European bourses are in the red, Euro Stoxx 50 -0.2%, but have been fairly contained throughout the morning with specific catalysts light and the tone thus far largely emanating from APAC pressure. Sectors are mixed with outperformance in Retail names post-AB Foods while Banks derive support from UBS despite yield pressure; in M&A Telefonica's offer to purchase the remainder of Telefonica Deutschland has led to gains of circa. 40% for the German telecom name. Stateside, futures are in the red printing broad-based losses in a continuation of Monday's/APAC risk tone, ES -0.2%, docket today features notable data incl. Manheim and numerous Fed speakers before a handful of earnings.
Top European News
- ECB's de Guindos says low growth or economic standstill is expected to carry on into Q4 for the Eurozone.
- Telefonica Seeks 28% in German Unit for About €2 Billion
- UBS Seeks to Get Rid of $5 Billion in Rich Clients’ Assets
- Sunak Aims to Trap Labour With Election-Geared King’s Speech
- Aldi and Lidl Are Now Just as Middle Class as Other UK Grocers
- Aussie retreats as risk aversion and less hawkish RBA guidance outweigh the widely anticipated 25bp hike, AUD/USD closer to 0.6400 than 0.6500, AUD/NZD cross sub-1.0850 from just under 1.0900.
- Buck maintains recovery momentum almost across the board as DXY climbs to 105.63 from a 105.25 low awaiting US trade data and a slew of Fed speakers.
- Euro losing grip of 1.0700 handle, Pound probes 1.2300 and Yen back below 150.00 all over again.
- Loonie undermined by a slide in oil ahead of Canadian trade with USD/CAD closer towards the top of 1.3755-1.3691 range.
- PBoC set USD/CNY mid-point at 7.1776 vs exp. 7.2854 (prev. 7.1780)
- BCB Minutes: It was decided to maintain the recent communication, which already includes the appropriate conditionality in an uncertain environment; rate cuts of 50bps are appropriate to keep the necessary contractionary monetary policy for the disinflationary process.
- Debt futures resurgent after further retracement and curves revert to a flatter trajectory ahead of US refunding.
- Bunds bounce from 129.35 to 130.20 and Gilts from 94.47 to 95.42 in the wake of solid demand for 2034 UK issuance.
- T-note back on 108-00 handle within 107-19+/108-03+ range.
- Crude benchmarks remain under pressure after slipping during APAC trade in-fitting with the broader risk tone and have been unable to stage any form of recovery this morning, despite equity performance being much more contained in comparison.

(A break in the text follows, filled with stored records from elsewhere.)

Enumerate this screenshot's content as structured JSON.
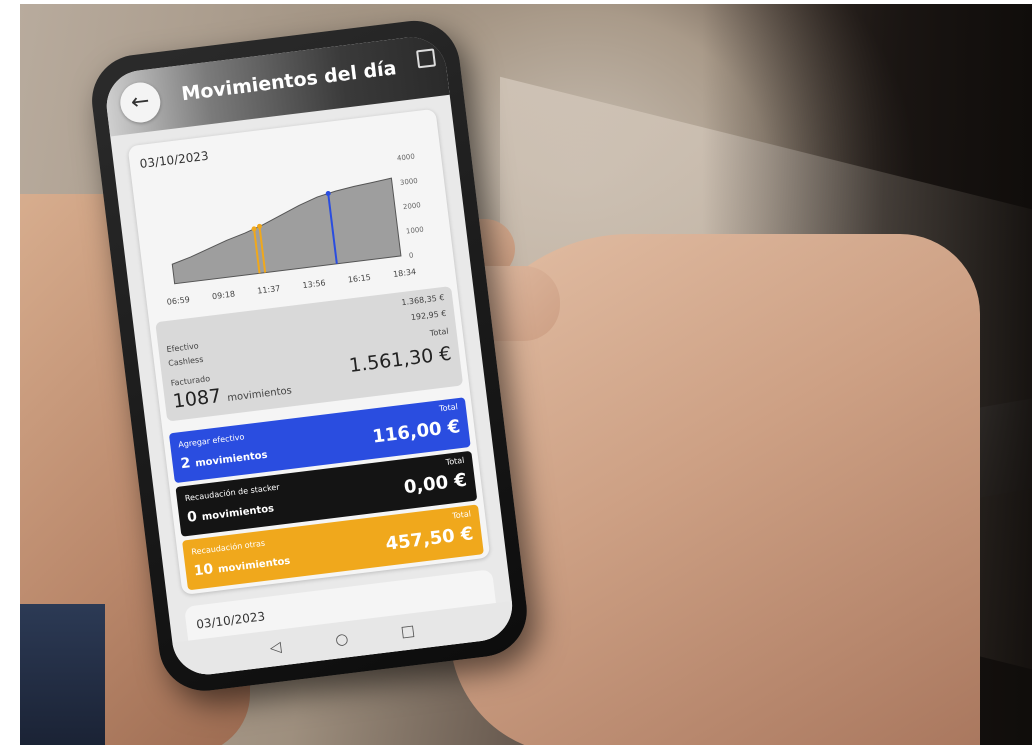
{
  "header": {
    "title": "Movimientos del día"
  },
  "card": {
    "date": "03/10/2023",
    "chart_data": {
      "type": "area",
      "x_ticks": [
        "06:59",
        "09:18",
        "11:37",
        "13:56",
        "16:15",
        "18:34"
      ],
      "y_ticks": [
        "4000",
        "3000",
        "2000",
        "1000",
        "0"
      ],
      "ylim": [
        0,
        4000
      ],
      "series": [
        {
          "values": [
            800,
            1000,
            1250,
            1500,
            1700,
            1950,
            2250,
            2550,
            2800,
            2950,
            3050,
            3120,
            3200
          ]
        }
      ],
      "colors": {
        "area": "#9e9e9e",
        "yellow_marker": "#f0a81c",
        "blue_marker": "#2a4de0"
      }
    },
    "summary": {
      "efectivo_label": "Efectivo",
      "efectivo_value": "1.368,35 €",
      "cashless_label": "Cashless",
      "cashless_value": "192,95 €",
      "facturado_label": "Facturado",
      "total_label": "Total",
      "count": "1087",
      "count_unit": "movimientos",
      "total": "1.561,30 €"
    },
    "agregar": {
      "label": "Agregar efectivo",
      "count": "2",
      "unit": "movimientos",
      "total_label": "Total",
      "total": "116,00 €",
      "color": "#2a4de0"
    },
    "stacker": {
      "label": "Recaudación de stacker",
      "count": "0",
      "unit": "movimientos",
      "total_label": "Total",
      "total": "0,00 €",
      "color": "#141414"
    },
    "otras": {
      "label": "Recaudación otras",
      "count": "10",
      "unit": "movimientos",
      "total_label": "Total",
      "total": "457,50 €",
      "color": "#f0a81c"
    }
  },
  "card2": {
    "date": "03/10/2023"
  },
  "navbar": {
    "back": "◁",
    "home": "○",
    "recent": "□"
  }
}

- WTI Dec’23 and Brent Jan’23 lose the USD 80/bbl and USD 84/bbl handles respectively, an action which pushes the benchmarks to multi-month lows with support seen around USD 78/bbl mark in WTI from late-August.
- Metals feature marked pressure in spot gold with the stronger USD offsetting any potential haven demand that may typically have been expected from the current tone, a tone which is weighing on base metal peers.
- US DoE announced a supplemental solicitation for up to 3mln barrels of oil for delivery in January 2024 for US Strategic Reserve.
- OPEC Secretary General says oil demand continues to rise significantly; Oil demand to grow more than 2mln BPD in 2024.
- Israeli PM Netanyahu says Israel is open to "short pauses" in Gaza, but ruled out a ceasefire, according to Bloomberg.
- The Biden administration is reportedly planning a USD 320mln transfer of precision bombs for Israel, according to WSJ.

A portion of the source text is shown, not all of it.